After an internal review, the CIA said OK, you can now say you worked for us. But remember, no details, ever. His boss at CVS Health – where he’d been hired as an advisor and was doing extremely well – took the news in stride. Bullet dodged.
About a year ago, Bustamante brainstormed a series of motivational business talks he called Everyday Espionage.
“We’re all used to living life in the world that exists all around us, and most of us as adults like to think we’ve got it all figured out,” says the 38-year-old ex-spy. “Everyday Espionage teaches you to realize that there are people out there who have a distinct advantage over the rest of us, because they have the ability to see the world in a more objective, more rational way of thinking. Everyday Espionage endeavors to teach people that objective, rational way of thinking. To allow those who want that advantage to gain it.”
He began over the summer, with a Tedx-like series of lectures at thestudio@620. On Wednesday (Nov. 7) he’ll be talking at Tampa’s Carrollwood Cultural Center. The free program, “Spies in America,” begins at 6 p.m.
Friday (Nov. 9) will find Bustamante onstage at the St. Petersburg City Theater, where he’ll record – before a live audience – an episode of his about-to-launch 13-part Everyday Espionage podcast. This 6 p.m. event, “The Comparison of Knowledge vs. Information,” is also free.
Bustamante believes he’s found his life’s mission with Everyday Espionage.
“Most people,” he says, “live in a reactive world – actions happen and we react. Spies actually can predict behavior. They don’t wait until something happens to act – they set a stage, control their environment and make things happen.
“You’re never going to run across an Iranian nuclear scientist someday who’s going to say ‘Hey, you know what? I think it’s time to tell you all about our nuclear plans.’ It’s just not going to happen. KGB knows they’re not going to be hanging out at a park and have some NSA contractor come up and say ‘Are you KGB? Because I’ve been looking for somebody to spy with.’ What spies have to do is take deliberate action, in a specified order, to drive a predictable outcome. That is the key.”
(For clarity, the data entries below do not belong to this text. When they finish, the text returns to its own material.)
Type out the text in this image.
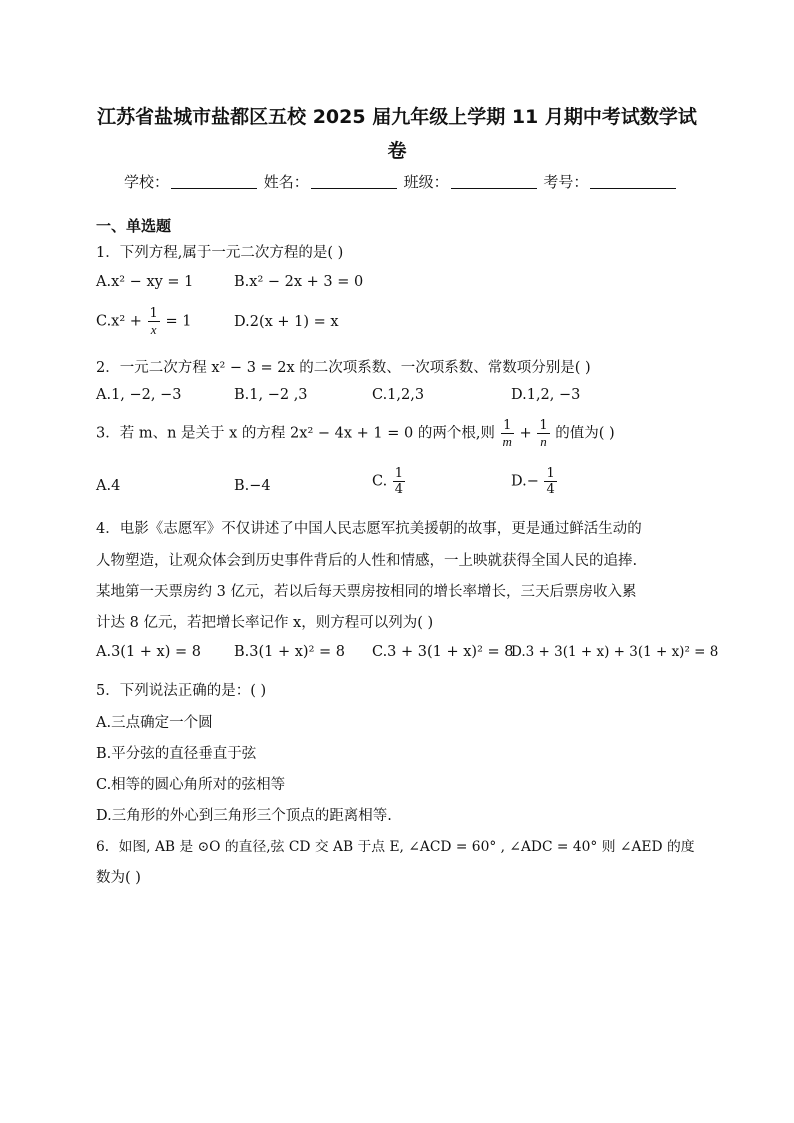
江苏省盐城市盐都区五校 2025 届九年级上学期 11 月期中考试数学试
卷
学校：	姓名：	班级：	考号：
一、单选题
1．下列方程,属于一元二次方程的是( )
A.x² − xy = 1	B.x² − 2x + 3 = 0
$C.x^2 + \frac{1}{x} = 1$	D.2(x + 1) = x
2．一元二次方程 x² − 3 = 2x 的二次项系数、一次项系数、常数项分别是( )
A.1, −2, −3	B.1, −2 ,3	C.1,2,3	D.1,2, −3
3．若 m、n 是关于 x 的方程 2x² − 4x + 1 = 0 的两个根,则 $\frac{1}{m} + \frac{1}{n}$ 的值为( )
A.4	B.−4	C. $\frac{1}{4}$	$D.- \frac{1}{4}$
4．电影《志愿军》不仅讲述了中国人民志愿军抗美援朝的故事，更是通过鲜活生动的
人物塑造，让观众体会到历史事件背后的人性和情感，一上映就获得全国人民的追捧.
某地第一天票房约 3 亿元，若以后每天票房按相同的增长率增长，三天后票房收入累
计达 8 亿元，若把增长率记作 x，则方程可以列为( )
A.3(1 + x) = 8 B.3(1 + x)² = 8 C.3 + 3(1 + x)² = 8
D.3 + 3(1 + x) + 3(1 + x)² = 8
5．下列说法正确的是：( )
A.三点确定一个圆
B.平分弦的直径垂直于弦
C.相等的圆心角所对的弦相等
D.三角形的外心到三角形三个顶点的距离相等.
6．如图, AB 是 ⊙O 的直径,弦 CD 交 AB 于点 E, ∠ACD = 60° , ∠ADC = 40° 则 ∠AED 的度
数为( )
In other words, he’s teaching an entirely new way of looking at things. “It’s professional development, with a heavy emphasis on psychology,” Bustamante explains. “Being able to understand who you are, so you can manage the experience around you in a very deliberate way.
“It’s not mindfulness and meditation, so it’s not really self-help, but I’m also not teaching you to close your eyes and fall backwards into your friends, which is classic leadership training.”
Nicholas Dujmovic
November 14, 2018at9:25 am
Oh, please. CIA doesn’t have a program for transitioning officers? Well if you retire rather than resign to cash in on being a “spy,” the Agency actually has one of the best transitioning programs in the federal government. You can get up to 90 days, all paid, to look for a job, write your resume, network, and take a seminar on how to make the transition.